Will WiFi roaming provide some relief?

Last updated: 23 August 2017

Very big satellite phoneIn the late 1990’s as the GSM standard was making fast inroads in Europe, Motorola decided to go really big and offer truly global phone service. Thus the Iridium satellite phone system was born with the promise of being able to make and receive calls anywhere on the planet. But by 1999, less than a year after launch of the service, Iridium was in Chapter 11 bankruptcy protection. What went wrong? In part, GSM roaming killed Iridium’s business model.

It turns out that not that many people were willing to pay seven dollars a minute to call from the middle of nowhere. Most people want to be able to make and receive calls from populated areas. GSM roaming allowed the rest of us go global, paying extra only when we needed it while travelling, and GSM handsets provided multi-band connections so that we could hook up to the local network, whatever band it was using.

Fast forward to the advent of smartphones. Early adopters discovered that data could be costly, especially when roaming. But as competition brought in flat rate data plans in home networks, MNOs found that their networks were being loaded with YouTube downloads and other high bandwidth applications that weren’t bringing them any revenue. In fact according to an article in Mobile Europe from September 2010, YouTube accounted for 13% of total global mobile data bandwidth:

Usage of the video site grew 123% in the first half of 2010, having grown 90% in the second half of 2009. The site now accounts for 40% of all video streamed globally over mobile and contributed to mobile video topping the list of applications globally.

The question of “who should pay” has led to a whole Net Neutrality debate which is prickly, cultural and casts the MNOs in the role of bad guys.

Lots of smartphones are already smart enough to jump off the network and onto WiFi when you go home. This is smart in the same way that GSM roaming is smart: you use another infrastructure for a specific need. While this works well for places you regularly frequent, like your home, or a Starbucks, it doesn’t work as seamlessly when you show up in a foreign location. Is it really worth going through the hassle of figuring out the local WiFi codes? Do you just hope that your data plan isn’t super expensive? Or do you just turn off data to avoid any nasty surprises? Any way you look at it, there are missed opportunities.
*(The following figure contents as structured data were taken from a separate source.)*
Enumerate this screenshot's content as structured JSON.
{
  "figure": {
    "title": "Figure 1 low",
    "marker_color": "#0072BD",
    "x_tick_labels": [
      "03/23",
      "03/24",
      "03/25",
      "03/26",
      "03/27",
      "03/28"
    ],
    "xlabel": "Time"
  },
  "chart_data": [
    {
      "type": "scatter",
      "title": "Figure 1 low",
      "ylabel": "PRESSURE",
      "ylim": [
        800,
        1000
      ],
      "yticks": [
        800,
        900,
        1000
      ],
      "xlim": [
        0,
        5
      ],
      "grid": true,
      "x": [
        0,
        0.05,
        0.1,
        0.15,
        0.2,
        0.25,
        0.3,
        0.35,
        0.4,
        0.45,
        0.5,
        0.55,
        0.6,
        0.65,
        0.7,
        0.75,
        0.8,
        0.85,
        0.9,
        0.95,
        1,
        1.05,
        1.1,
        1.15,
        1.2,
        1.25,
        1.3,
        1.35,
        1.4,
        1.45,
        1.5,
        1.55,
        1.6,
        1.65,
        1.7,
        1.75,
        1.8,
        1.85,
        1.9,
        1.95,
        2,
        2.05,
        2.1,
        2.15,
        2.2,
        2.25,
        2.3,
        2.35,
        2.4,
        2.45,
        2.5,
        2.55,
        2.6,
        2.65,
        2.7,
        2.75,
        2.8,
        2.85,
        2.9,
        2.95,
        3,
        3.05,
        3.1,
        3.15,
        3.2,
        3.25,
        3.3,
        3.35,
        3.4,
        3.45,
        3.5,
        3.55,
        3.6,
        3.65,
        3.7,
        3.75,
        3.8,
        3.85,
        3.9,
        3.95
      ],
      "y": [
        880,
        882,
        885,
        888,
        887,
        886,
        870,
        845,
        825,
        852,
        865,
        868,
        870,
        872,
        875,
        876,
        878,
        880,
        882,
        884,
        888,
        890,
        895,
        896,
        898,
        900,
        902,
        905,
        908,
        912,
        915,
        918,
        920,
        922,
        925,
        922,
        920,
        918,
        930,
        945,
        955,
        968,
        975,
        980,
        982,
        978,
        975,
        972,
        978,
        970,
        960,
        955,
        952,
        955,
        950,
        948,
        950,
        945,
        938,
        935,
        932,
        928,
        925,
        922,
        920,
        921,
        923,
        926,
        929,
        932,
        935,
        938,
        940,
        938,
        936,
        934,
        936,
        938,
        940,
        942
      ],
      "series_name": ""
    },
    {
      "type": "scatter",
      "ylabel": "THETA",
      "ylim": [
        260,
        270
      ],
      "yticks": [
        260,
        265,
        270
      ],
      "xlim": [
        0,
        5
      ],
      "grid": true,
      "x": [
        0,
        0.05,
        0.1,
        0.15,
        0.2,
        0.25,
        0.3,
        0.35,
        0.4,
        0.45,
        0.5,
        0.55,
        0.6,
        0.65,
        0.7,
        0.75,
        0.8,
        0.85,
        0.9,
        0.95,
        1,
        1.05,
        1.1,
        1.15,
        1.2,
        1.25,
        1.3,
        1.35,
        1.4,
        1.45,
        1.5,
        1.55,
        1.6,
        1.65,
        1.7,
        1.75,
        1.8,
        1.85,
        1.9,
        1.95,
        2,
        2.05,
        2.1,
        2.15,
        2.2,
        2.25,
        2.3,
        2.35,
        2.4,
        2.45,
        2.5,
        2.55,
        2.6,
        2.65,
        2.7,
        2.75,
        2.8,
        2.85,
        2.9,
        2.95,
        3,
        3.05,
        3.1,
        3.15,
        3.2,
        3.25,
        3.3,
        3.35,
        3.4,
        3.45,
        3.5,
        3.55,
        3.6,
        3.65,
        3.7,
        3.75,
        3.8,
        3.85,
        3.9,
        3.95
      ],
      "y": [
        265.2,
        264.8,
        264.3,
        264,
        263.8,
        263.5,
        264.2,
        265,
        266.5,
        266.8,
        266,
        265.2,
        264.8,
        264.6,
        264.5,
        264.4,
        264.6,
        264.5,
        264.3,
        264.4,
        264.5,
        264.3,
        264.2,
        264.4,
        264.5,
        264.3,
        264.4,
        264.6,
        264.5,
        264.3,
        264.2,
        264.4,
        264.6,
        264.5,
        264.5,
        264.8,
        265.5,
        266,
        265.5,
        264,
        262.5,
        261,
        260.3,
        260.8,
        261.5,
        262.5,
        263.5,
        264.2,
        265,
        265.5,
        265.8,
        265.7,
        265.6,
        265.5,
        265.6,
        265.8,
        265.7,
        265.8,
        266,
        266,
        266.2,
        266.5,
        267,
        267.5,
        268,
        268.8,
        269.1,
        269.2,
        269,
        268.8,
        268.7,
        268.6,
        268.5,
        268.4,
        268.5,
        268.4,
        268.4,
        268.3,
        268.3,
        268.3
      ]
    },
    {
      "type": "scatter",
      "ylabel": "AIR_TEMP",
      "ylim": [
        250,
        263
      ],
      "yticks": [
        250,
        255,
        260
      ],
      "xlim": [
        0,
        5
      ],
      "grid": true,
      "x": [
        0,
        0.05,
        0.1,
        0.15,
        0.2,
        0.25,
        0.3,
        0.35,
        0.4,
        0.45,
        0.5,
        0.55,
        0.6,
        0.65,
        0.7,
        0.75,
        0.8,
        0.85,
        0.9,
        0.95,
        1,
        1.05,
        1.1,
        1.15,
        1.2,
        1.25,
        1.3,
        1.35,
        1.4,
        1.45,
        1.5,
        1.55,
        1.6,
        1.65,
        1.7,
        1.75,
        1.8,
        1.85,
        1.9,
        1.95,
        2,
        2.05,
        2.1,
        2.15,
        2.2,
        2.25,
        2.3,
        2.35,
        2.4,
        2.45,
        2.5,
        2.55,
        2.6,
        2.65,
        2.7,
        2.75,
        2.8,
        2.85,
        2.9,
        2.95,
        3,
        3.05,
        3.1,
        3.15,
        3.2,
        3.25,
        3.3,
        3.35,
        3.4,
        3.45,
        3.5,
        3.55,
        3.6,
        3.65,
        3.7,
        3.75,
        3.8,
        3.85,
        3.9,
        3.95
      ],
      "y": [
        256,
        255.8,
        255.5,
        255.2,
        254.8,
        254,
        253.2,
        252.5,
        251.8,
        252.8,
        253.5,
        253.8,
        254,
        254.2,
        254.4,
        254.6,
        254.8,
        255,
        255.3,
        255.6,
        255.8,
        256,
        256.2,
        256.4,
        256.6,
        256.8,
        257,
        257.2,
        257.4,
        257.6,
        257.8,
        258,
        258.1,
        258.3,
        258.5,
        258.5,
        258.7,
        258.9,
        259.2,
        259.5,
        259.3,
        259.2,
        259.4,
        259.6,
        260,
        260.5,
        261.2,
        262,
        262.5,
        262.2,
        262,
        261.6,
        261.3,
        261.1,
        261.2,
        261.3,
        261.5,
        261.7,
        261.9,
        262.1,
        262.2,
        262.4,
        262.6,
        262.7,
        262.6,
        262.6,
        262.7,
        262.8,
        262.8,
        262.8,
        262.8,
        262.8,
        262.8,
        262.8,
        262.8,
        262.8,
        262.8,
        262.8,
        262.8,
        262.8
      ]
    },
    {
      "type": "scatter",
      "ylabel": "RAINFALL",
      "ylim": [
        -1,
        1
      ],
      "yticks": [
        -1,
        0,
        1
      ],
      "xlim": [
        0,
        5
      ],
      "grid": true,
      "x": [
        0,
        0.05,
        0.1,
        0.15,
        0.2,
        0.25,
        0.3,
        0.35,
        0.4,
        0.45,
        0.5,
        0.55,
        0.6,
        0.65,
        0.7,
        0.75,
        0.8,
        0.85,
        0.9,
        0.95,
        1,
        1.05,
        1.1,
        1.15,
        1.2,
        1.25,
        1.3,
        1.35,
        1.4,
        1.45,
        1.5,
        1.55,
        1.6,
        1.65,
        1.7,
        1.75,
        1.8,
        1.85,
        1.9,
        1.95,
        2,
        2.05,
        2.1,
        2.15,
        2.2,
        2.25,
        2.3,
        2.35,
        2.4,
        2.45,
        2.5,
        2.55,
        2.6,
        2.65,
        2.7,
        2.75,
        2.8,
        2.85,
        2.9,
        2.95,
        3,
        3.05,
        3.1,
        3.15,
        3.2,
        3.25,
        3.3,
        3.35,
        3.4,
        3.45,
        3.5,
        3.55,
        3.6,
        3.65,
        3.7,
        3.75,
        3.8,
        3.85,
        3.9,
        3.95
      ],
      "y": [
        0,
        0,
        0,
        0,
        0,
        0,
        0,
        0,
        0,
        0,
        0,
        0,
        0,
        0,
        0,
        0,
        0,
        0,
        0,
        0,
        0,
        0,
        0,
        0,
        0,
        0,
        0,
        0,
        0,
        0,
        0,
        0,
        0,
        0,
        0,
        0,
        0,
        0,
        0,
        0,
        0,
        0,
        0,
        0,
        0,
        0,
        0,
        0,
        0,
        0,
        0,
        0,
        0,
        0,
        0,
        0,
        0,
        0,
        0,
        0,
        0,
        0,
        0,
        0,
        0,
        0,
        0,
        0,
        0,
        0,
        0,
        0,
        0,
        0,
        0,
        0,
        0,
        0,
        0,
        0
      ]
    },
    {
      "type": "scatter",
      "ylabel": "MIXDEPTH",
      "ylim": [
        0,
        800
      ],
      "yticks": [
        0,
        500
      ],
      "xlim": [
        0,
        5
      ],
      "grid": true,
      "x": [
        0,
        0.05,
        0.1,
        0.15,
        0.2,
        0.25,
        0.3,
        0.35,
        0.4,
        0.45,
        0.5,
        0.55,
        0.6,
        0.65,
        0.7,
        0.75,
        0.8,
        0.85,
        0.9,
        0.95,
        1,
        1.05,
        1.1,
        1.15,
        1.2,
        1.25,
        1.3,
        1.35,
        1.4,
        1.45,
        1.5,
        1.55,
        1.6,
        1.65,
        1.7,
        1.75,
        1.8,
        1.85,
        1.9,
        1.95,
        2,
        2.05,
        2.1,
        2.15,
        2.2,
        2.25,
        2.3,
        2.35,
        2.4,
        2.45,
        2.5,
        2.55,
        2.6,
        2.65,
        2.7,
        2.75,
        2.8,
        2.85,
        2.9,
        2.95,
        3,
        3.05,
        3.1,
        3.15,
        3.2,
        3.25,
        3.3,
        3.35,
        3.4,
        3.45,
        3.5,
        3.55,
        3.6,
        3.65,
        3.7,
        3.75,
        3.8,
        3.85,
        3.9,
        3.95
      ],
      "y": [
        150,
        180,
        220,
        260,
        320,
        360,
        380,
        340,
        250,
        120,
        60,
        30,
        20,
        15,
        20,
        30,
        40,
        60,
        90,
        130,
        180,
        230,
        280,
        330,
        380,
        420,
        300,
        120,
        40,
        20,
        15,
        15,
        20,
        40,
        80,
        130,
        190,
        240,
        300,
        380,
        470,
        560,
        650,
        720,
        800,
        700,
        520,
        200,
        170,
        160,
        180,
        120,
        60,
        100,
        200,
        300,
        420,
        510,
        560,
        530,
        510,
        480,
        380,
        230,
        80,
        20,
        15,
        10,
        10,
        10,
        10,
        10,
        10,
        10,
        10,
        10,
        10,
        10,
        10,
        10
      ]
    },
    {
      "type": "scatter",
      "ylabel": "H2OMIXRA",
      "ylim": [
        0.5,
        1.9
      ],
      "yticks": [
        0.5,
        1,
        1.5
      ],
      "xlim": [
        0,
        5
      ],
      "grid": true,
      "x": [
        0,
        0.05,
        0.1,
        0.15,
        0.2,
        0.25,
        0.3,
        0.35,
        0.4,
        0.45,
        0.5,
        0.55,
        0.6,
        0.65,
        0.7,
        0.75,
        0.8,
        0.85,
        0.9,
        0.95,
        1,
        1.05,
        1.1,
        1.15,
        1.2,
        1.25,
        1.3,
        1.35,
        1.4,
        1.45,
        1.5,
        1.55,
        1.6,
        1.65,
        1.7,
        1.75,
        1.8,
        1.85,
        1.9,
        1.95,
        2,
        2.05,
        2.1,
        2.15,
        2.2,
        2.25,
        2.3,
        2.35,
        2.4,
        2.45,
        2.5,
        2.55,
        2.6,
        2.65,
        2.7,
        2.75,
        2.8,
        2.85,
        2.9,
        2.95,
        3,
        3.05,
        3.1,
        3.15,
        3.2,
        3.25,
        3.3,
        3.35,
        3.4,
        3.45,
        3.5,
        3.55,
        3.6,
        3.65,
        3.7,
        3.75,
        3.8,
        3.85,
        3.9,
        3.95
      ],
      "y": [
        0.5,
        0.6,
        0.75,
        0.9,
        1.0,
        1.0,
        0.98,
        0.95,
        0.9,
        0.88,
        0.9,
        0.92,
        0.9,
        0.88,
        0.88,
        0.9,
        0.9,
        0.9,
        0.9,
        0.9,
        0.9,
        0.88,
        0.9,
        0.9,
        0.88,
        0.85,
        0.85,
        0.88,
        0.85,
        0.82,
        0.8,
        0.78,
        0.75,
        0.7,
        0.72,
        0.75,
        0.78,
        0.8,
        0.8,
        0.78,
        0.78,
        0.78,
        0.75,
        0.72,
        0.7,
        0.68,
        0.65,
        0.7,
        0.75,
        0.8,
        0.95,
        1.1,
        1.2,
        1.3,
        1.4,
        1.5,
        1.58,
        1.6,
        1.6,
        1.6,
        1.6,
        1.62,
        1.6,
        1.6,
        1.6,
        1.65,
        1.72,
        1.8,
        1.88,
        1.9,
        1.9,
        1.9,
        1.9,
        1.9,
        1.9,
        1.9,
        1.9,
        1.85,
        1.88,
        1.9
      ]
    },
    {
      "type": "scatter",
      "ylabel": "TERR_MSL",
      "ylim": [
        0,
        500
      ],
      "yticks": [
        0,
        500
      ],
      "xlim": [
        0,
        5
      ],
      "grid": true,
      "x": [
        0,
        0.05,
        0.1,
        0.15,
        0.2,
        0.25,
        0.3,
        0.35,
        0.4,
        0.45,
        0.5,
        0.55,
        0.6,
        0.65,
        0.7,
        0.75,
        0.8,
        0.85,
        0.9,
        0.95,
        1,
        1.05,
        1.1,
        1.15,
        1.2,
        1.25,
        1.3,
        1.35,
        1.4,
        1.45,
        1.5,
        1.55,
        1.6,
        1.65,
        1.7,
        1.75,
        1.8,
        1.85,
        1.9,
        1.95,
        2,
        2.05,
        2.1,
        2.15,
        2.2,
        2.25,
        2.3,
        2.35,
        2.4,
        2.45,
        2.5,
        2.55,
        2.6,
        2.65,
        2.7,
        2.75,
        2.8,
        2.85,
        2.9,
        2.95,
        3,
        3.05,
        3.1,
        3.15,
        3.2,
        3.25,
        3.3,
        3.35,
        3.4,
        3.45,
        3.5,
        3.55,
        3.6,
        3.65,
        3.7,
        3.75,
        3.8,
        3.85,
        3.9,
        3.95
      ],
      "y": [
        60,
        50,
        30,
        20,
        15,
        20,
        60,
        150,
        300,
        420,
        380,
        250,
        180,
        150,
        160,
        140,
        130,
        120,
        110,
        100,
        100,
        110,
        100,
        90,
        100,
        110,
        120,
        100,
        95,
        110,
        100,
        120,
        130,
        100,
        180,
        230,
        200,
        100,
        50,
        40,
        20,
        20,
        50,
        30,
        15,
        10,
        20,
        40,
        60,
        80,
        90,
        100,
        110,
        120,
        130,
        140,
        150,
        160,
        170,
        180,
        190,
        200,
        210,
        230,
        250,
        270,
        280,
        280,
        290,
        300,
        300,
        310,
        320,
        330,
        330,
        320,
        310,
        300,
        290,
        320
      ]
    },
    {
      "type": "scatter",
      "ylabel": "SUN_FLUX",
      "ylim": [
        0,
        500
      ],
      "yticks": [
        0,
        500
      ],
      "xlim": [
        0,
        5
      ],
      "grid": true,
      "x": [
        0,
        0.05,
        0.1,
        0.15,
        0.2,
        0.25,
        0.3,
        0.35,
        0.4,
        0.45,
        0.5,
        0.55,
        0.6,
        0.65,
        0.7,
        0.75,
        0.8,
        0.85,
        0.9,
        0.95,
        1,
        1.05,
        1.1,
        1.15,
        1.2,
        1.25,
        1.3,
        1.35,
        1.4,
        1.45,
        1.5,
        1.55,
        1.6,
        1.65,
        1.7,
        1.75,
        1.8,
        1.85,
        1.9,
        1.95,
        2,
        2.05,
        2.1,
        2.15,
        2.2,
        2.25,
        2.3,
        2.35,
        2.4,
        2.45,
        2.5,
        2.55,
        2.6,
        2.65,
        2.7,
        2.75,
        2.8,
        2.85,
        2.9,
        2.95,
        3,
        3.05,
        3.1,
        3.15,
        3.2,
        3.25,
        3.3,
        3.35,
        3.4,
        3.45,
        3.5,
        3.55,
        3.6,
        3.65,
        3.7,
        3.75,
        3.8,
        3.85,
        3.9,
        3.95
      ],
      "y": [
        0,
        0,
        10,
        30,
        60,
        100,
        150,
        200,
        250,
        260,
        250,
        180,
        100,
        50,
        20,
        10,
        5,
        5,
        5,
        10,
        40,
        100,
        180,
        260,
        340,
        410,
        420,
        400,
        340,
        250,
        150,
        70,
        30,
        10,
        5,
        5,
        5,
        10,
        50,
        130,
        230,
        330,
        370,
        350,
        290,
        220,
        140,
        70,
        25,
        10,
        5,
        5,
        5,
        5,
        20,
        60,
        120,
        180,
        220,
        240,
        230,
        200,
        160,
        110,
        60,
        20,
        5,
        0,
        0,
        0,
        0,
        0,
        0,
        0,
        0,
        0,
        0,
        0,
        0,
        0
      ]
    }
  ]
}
We’ve teamed up with iPass to offer an alternative: making WiFi roaming work the same way GSM roaming does. If you are in range of an iPass hotspot, it just works. With over 260,000 hotspots around the world, there’s a good chance that you will be near one the next time you are in a hotel or airport, precisely the time when you would like to have fast, reasonably-priced bandwidth.

If the user experience is good, what’s the incentive for the operators, who might view this as simply lost data revenue? The answer is access management and billing. Paying for WiFi usage today is cumbersome for one-time visits, and the MNOs can fix that: they already bill customers.

Here’s Bertrand Leroux, our Roaming guy, commenting on the iPass announcement:

httpv://www.youtube.com/watch?v=mp8jY3cDOU8

So can WiFi roaming provide some relief for networks by letting the WiFi connections do the heavy lifting, while also providing a fast and convenient service for users? Or will the European Telecommunications Commissioner make good on her threat made on Feb 14th at MWC to end the “current rip-offs” on data roaming charges by forcing caps on roaming rates?